J'ai croisé une petite vieille avec un chapeau vert, hier. Un drôle de petit chapeau, ni boule, ni pointu sur la tête d'une dame, ni belle, ni laide. C'est le chapeau qui a retenu mon regard, pas la dame. Elle aurait pu être un homme d'ailleurs ou même une autruche et pourquoi pas un kangourou en habits du dimanche ? Il semblait bien enfoncé. Il ne bougeait pas d'un poil. De toute façon, rares sont les chapeaux à poils !
Quand j'ai croisé ce chapeau vert, sur la tête de cette dame, j'ai senti monter en moi comme un sentiment étrange.

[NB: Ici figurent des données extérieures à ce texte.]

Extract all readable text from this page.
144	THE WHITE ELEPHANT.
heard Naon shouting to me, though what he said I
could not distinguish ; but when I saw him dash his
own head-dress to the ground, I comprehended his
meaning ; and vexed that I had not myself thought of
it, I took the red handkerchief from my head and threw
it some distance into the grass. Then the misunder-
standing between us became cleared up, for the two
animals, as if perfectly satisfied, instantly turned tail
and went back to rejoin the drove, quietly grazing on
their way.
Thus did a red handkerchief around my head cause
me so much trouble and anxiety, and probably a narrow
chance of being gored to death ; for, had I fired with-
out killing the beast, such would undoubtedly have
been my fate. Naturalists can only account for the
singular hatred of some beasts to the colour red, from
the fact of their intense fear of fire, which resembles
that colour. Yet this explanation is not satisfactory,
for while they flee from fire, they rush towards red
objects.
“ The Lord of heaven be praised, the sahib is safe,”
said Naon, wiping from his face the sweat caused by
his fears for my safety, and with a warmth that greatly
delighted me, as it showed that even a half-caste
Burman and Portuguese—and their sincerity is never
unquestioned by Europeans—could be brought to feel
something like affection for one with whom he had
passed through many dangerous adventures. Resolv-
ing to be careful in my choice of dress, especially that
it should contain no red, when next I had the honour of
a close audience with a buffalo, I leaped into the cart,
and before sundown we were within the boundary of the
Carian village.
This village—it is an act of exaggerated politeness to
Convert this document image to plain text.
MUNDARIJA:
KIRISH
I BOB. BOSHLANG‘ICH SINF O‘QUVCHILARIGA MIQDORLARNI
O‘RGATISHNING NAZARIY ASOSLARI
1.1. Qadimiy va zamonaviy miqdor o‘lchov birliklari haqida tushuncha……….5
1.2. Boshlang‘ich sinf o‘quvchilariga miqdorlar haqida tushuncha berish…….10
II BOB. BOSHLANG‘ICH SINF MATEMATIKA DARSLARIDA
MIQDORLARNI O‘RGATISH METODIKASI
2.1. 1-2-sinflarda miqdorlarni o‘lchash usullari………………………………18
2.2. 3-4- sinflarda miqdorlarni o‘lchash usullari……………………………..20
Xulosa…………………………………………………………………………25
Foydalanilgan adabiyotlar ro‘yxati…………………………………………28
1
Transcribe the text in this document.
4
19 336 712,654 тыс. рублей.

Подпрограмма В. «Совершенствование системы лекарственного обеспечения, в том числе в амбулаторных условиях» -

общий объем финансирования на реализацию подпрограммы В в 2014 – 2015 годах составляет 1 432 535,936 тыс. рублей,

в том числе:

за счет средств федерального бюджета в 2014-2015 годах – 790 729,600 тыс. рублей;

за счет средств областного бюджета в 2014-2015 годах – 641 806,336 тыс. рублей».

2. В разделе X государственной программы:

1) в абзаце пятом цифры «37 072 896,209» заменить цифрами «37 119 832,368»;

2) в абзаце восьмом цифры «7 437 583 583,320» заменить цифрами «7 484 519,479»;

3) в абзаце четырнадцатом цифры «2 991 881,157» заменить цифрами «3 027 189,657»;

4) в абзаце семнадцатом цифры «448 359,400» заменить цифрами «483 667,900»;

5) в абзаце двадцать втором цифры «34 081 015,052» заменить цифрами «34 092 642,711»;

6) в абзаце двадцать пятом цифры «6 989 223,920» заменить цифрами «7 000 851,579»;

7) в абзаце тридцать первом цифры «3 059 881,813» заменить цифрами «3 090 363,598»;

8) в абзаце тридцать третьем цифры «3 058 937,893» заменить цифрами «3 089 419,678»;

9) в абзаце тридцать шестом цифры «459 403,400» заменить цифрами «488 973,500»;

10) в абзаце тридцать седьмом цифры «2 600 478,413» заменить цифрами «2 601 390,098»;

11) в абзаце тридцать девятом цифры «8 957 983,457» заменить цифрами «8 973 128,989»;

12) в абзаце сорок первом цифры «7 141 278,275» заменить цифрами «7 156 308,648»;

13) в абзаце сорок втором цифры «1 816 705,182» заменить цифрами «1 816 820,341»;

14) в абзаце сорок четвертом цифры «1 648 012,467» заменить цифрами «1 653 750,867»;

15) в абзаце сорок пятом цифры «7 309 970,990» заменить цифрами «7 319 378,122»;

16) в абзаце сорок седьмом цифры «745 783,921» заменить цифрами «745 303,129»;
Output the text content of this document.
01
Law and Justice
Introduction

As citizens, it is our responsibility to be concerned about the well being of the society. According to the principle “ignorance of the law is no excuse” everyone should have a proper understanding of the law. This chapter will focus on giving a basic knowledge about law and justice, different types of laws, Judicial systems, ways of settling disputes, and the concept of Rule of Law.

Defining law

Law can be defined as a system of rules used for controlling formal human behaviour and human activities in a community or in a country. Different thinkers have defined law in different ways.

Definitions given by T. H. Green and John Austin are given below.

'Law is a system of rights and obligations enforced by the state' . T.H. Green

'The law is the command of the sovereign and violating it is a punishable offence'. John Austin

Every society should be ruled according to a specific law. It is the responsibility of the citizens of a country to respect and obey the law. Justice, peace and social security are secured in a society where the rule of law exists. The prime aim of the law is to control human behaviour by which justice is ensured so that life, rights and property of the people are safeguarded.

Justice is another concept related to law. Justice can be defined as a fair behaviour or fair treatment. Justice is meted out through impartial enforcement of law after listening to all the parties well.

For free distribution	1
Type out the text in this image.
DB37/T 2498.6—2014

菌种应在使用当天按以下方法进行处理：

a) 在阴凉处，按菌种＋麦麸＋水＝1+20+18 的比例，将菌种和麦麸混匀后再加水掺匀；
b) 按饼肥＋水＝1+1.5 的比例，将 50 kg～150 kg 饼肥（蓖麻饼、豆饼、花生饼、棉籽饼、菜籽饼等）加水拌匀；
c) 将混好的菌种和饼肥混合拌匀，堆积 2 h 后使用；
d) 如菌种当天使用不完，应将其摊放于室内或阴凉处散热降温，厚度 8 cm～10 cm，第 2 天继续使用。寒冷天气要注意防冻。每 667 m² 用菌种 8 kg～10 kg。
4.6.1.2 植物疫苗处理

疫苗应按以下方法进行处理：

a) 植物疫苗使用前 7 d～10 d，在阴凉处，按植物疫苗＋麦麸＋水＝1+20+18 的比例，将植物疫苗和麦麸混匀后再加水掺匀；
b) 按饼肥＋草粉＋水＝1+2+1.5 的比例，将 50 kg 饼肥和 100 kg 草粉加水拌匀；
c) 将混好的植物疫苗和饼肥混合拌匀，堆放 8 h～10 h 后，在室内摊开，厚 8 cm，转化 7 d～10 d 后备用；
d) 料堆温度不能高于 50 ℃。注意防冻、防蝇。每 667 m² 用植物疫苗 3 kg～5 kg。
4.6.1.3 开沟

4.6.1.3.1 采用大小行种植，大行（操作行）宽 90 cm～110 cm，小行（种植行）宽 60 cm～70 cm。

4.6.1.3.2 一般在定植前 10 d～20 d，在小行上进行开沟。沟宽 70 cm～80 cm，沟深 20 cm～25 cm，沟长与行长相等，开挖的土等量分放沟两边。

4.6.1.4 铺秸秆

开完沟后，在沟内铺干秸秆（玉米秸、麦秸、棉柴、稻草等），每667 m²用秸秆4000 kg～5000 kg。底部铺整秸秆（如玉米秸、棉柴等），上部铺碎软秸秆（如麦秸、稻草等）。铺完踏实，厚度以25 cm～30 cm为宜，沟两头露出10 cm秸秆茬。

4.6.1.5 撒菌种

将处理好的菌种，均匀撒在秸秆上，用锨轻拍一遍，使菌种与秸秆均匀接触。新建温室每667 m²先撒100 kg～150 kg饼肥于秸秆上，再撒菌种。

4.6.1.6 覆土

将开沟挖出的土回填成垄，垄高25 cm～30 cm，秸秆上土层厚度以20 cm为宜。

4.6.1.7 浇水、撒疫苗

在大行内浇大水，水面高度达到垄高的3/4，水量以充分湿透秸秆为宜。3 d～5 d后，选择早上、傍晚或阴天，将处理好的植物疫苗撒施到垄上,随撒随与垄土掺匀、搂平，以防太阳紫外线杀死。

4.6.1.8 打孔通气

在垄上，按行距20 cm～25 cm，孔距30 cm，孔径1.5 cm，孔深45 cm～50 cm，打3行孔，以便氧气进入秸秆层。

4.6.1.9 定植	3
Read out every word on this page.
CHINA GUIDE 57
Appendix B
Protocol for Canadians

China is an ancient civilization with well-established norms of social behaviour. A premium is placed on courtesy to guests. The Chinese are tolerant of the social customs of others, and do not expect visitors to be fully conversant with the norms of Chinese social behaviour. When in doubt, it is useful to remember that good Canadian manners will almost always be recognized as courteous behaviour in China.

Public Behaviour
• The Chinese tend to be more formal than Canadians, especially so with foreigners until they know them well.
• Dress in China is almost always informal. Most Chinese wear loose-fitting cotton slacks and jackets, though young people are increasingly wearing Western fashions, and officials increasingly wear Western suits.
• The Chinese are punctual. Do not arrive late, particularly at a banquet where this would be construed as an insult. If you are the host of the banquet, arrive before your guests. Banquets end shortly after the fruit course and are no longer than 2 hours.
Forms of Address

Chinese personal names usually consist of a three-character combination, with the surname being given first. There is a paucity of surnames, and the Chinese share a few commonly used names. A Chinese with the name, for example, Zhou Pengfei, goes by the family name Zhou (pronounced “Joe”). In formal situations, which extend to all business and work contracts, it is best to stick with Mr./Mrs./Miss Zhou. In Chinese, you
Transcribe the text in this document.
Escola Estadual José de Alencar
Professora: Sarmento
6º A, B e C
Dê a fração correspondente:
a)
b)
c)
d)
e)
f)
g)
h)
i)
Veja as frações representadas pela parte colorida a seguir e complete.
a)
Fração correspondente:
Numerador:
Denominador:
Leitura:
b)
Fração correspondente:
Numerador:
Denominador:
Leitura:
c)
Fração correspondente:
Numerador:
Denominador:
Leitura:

Un étrange sentiment ni bon, ni mauvais, probablement de l'étonnement. Bien sûr, cela m'étonnait de croiser ainsi une dame avec un chapeau vert qui traversait au rouge la place Verte. Quelle drôle d'idée !
Je me suis senti pousser des ailes et une envie folle de lui prendre son chapeau s'est emparée de moi. Vous savez comme cette envie soudaine et irrésistible, enfantine et ludique de donner un coup de pied dans une cannette abandonnée au milieu d'un trottoir, juste pour le plaisir de l'entendre rouler dans un bruit de métal vide. Bien sûr, le vol de ce chapeau n'aurait fait aucun bruit, à moins que les cris de la vieille...
Le vert se brouilla, le rouge s'imposa et je ne fus plus qu'un passant pris en défaut sur les lignes jaunes d'un passage pour piéton. Le charme fut rompu et le chapeau avait disparu.